Although FTC proposed a total ban on non-compete clauses, it sought comment on some alternatives that it could finalize in place of a complete ban. First, instead of a categorical ban, the FTC could adopt a “rebuttable presumption” of unlawfulness. Under this approach, it would be presumptively unlawful for an employer to use a non-compete clause, but the use of a non-compete clause would be permitted if the employer could meet a certain evidentiary burden, based on a standard that would be articulated in the rule. Another potential alternative to a categorical ban is a “disclosure requirement” in which an employer must disclose to a worker, prior to making the employment offer, that the worker will be subject to a non-compete clause.

Around 88 percent of employers who responded to our questionnaire were in stark opposition to the first alternative, the rebuttable presumption, with most commenting that they would prefer a categorical ban to this alternative. Respondents expressed that this approach would “still cause fear of legal liability to a physician” and “protects the company rather than the worker equally.” The 12 percent who did not express opposition instead commented on the complexity that it would add to the hiring process and the burden that the presumption would place on the employer asking for the restriction.

Regarding the second alternative, 58 percent of ACEP respondents said that disclosure requirements would not alter the current usage of non-compete clauses in any significant way. This is due to the prevalence of non-compete clauses in emergency medicine. Thus, though a prospective employee would be made privy to the non-compete clause prior to the contract stage, the employee may not have another choice in employers due to existing market conditions and therefore sign a contract with a non-compete clause anyway. Those who opposed the disclosure requirements preferred the categorical ban to this alternative. However, 15 percent of respondents acknowledged that the disclosure requirement may mitigate the negative impacts of the current non-compete clauses on market conditions or cause them to be used less frequently.

All in all, the responses to the questionnaire that are included in our response to the reg clearly demonstrate the real effects of non-compete clauses on emergency physicians and emergency medicine. With the exception of serving as a protective measure against insecurity with a contracting hospital, it appears that the current prevalence of non-compete clauses in emergency medicine detrimentally affects physicians’ interests and well-being, which may in turn impact their ability to serve their patients. Therefore, ACEP urges the FTC in our response to finalize the regulation as proposed to help address the current anti-competitive conditions in the emergency medicine labor market. However, we believe that the FTC should monitor the effect a categorical ban on non-competes has on the ability to recruit and maintain a stable workforce in rural and underserved areas.

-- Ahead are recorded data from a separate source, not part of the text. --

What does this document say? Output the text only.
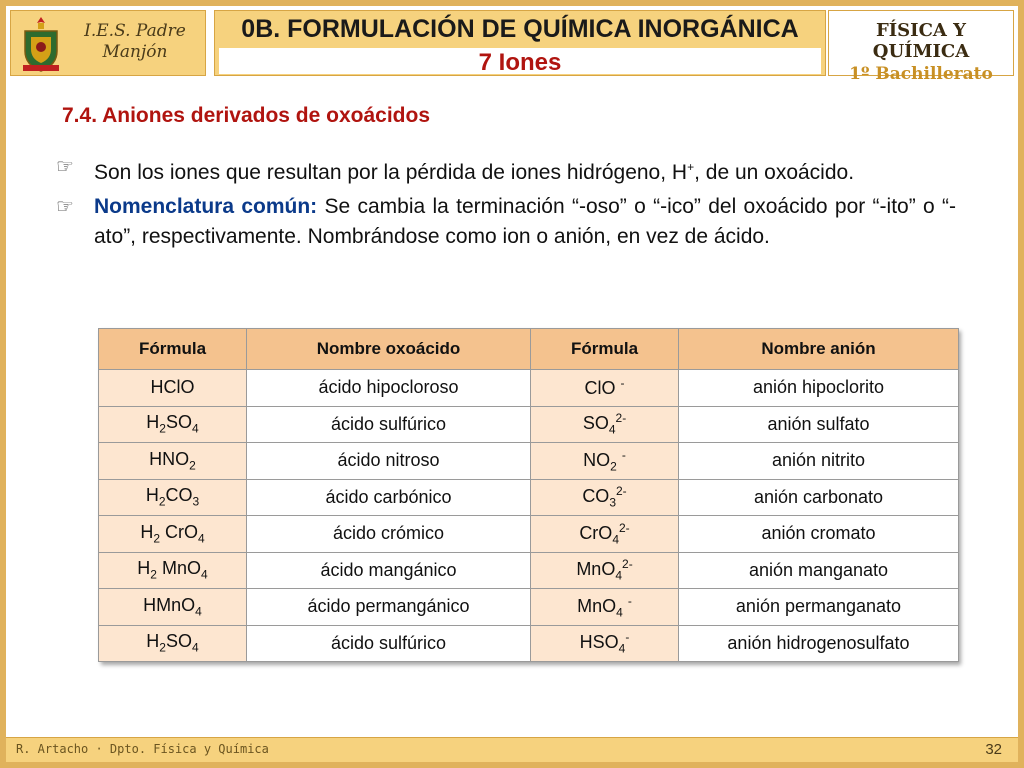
I.E.S. Padre
Manjón
0B. FORMULACIÓN DE QUÍMICA INORGÁNICA
7 Iones
FÍSICA Y QUÍMICA
1º Bachillerato
7.4. Aniones derivados de oxoácidos
☞ Son los iones que resultan por la pérdida de iones hidrógeno, H+, de un oxoácido.

☞ Nomenclatura común: Se cambia la terminación “-oso” o “-ico” del oxoácido por “-ito” o “-ato”, respectivamente. Nombrándose como ion o anión, en vez de ácido.

Fórmula	Nombre oxoácido	Fórmula	Nombre anión
HClO	ácido hipocloroso	ClO -	anión hipoclorito
$H_2SO_4$	ácido sulfúrico	$SO_4^{2-}$	anión sulfato
$HNO_2$	ácido nitroso	$NO_2$ -	anión nitrito
$H_2CO_3$	ácido carbónico	$CO_3^{2-}$	anión carbonato
$H_2$ CrO$_4$	ácido crómico	CrO$_4^{2-}$	anión cromato
$H_2$ MnO$_4$	ácido mangánico	MnO$_4^{2-}$	anión manganato
HMnO$_4$	ácido permangánico	MnO$_4$ -	anión permanganato
$H_2SO_4$	ácido sulfúrico	$HSO_4^-$	anión hidrogenosulfato
R. Artacho · Dpto. Física y Química	32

Lastly, it is important to note that the reg states that the non-compete ban would not apply to non-profit hospitals. Given that a large number of hospitals are non-profit entities, if the reg is finalized and the ban only applies to for-profit hospitals, we have concerns about the unlevel playing field this would create and the potential for unintended consequences. Therefore, we also ask the FTC to examine the potential impacts should non-profit health systems be exempt from a ban.

So that’s our letter! And now comes the interesting part. The FTC will review all the comments it receives and will decide what if any policy to finalize. Any final policy could also be challenged in Court (and that is actually the expectation at this point). Thus, it definitely remains to be seen if non-compete clauses will eventually be banned categorically or if a much more limited ban or policy (if any) is actually implemented.